Result: classification that is enforced the same way in every environment, with clear proof of what was protected and when.


Operationalize data classification with confidence.

Turn labels into consistent controls and evidence across environments—without slowing delivery. See how Gigantics enforces data classification through automated checks and audit-ready artifacts.

Schedule a demo


FAQs about Data Classification



1) What is data classification?



Data classification assigns sensitivity labels to data—based on business impact and regulatory exposure—so controls for access, protection, retention, and evidence are applied consistently across systems and environments.



2) What’s the difference between data classification levels and types?



Levels (High/Medium/Low) express relative sensitivity; types (Public, Internal, Confidential, Restricted) are a policy taxonomy. Many programs use both with a simple mapping (e.g., Restricted → High).



3) What should a data classification policy include?



Scope across all environments, level/type definitions with examples, required controls per level (access, encryption, masking/tokenization, retention, logging), ownership/RACI, exception handling, and an audit model tied to GDPR/HIPAA/NIS2 obligations.



4) How is data classification enforced in CI/CD and lower environments?

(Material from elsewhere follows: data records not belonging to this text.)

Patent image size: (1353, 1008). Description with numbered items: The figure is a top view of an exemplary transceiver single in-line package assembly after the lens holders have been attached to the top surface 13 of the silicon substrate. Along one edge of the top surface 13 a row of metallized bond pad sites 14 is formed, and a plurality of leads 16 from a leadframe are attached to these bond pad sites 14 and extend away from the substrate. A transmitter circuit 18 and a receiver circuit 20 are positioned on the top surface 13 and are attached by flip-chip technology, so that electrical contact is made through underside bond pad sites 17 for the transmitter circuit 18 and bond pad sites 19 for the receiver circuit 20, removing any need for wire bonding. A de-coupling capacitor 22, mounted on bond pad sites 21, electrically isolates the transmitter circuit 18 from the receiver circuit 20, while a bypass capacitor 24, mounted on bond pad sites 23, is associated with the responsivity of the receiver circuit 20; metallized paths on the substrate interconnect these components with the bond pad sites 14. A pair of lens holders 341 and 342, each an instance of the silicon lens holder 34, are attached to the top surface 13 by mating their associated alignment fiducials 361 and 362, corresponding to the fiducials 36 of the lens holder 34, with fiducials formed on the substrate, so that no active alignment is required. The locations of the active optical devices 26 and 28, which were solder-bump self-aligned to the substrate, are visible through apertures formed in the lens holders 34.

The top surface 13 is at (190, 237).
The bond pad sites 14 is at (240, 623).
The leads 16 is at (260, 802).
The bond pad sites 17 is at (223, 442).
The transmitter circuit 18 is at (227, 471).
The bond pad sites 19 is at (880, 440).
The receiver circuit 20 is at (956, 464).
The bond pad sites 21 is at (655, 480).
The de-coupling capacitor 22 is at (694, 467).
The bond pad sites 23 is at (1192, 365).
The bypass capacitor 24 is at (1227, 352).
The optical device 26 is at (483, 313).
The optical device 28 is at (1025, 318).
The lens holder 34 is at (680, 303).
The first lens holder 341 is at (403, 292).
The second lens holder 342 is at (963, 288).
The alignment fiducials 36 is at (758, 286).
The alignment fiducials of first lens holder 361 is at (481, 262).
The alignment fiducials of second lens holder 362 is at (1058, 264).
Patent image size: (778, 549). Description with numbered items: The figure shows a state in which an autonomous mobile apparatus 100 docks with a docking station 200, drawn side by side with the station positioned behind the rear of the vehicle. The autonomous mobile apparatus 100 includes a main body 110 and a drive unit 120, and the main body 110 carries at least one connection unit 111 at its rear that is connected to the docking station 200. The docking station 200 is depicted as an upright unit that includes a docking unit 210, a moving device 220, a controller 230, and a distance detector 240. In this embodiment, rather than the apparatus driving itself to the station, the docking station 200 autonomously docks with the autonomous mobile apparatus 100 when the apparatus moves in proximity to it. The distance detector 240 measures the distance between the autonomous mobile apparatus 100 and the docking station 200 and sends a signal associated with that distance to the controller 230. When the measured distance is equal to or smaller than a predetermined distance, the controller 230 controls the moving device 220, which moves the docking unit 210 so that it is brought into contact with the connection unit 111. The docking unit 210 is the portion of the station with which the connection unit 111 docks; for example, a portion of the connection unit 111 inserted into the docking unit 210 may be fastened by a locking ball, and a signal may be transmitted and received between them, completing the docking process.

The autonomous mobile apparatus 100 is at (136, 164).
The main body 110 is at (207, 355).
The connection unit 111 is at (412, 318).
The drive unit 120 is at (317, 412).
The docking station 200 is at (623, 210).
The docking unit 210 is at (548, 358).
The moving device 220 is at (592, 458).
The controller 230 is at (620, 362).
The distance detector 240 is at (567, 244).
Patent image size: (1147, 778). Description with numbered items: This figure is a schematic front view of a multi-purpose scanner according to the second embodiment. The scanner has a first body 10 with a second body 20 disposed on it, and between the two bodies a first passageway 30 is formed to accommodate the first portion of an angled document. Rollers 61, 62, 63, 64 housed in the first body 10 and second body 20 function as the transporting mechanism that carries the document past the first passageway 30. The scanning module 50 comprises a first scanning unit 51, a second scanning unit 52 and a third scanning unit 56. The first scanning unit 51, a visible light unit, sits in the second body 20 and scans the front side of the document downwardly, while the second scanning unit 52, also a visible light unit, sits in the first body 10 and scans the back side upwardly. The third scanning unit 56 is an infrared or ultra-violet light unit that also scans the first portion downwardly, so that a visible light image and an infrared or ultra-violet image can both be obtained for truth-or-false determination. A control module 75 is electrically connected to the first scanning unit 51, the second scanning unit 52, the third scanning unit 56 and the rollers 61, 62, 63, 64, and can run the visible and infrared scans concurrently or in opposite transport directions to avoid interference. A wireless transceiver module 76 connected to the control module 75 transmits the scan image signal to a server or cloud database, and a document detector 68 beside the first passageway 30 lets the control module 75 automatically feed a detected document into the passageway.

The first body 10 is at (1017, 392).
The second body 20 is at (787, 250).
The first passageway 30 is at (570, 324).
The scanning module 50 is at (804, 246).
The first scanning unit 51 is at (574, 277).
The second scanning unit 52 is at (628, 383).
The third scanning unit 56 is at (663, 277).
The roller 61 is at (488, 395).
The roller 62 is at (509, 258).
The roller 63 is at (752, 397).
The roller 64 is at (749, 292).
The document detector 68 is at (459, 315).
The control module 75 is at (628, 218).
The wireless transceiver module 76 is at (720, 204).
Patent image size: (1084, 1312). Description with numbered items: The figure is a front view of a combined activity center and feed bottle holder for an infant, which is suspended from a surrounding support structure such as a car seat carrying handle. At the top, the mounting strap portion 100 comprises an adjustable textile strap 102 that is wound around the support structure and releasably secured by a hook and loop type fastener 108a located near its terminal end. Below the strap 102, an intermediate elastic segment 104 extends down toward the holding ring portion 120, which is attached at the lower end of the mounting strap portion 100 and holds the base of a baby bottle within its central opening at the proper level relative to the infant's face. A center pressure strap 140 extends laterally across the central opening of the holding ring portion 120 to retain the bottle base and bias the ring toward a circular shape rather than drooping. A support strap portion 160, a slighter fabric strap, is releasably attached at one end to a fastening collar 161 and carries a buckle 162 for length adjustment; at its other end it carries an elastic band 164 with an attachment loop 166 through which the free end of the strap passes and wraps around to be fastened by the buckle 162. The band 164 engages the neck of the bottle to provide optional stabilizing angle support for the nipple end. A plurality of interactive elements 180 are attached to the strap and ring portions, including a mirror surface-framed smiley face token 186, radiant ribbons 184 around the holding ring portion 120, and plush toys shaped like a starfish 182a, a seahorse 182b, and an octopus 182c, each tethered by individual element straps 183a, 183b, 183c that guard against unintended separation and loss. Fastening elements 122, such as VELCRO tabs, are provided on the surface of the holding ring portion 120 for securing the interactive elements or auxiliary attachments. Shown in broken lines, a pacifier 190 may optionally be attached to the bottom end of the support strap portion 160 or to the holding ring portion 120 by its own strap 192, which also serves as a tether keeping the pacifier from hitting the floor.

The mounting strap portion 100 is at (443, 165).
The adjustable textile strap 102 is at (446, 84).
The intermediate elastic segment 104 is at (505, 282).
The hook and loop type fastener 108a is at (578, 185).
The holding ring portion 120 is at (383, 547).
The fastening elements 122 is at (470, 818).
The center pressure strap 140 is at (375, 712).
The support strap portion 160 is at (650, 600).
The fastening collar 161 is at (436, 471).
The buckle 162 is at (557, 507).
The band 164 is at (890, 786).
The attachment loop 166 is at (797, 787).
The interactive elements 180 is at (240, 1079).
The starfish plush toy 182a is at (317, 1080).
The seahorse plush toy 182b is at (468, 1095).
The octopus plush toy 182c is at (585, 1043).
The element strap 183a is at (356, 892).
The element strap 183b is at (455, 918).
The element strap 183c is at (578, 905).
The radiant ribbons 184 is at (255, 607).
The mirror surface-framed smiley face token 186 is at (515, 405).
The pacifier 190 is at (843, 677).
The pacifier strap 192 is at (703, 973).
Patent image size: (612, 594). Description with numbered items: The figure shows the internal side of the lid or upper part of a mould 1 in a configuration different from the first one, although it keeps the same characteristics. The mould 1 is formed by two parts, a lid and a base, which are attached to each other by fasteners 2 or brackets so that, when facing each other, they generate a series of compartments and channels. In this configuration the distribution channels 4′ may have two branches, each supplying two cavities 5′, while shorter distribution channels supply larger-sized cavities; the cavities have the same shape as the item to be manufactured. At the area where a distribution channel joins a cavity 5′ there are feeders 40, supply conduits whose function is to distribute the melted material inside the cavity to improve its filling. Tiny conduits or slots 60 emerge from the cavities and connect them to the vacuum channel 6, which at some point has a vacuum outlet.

Pipelines run policy checks (“data gates”) that verify assets are classified and required protections were applied before promotion. For sensitive labels, deterministic masking/tokenization is enforced in non-production; encryption and monitoring are verified everywhere.



5) How often should data be reclassified, and who owns it?



Review classification on schema changes, data drift, or quarterly at minimum. Business owners and data stewards own labels; security/compliance define policy and verify evidence, with engineering automating checks and propagation.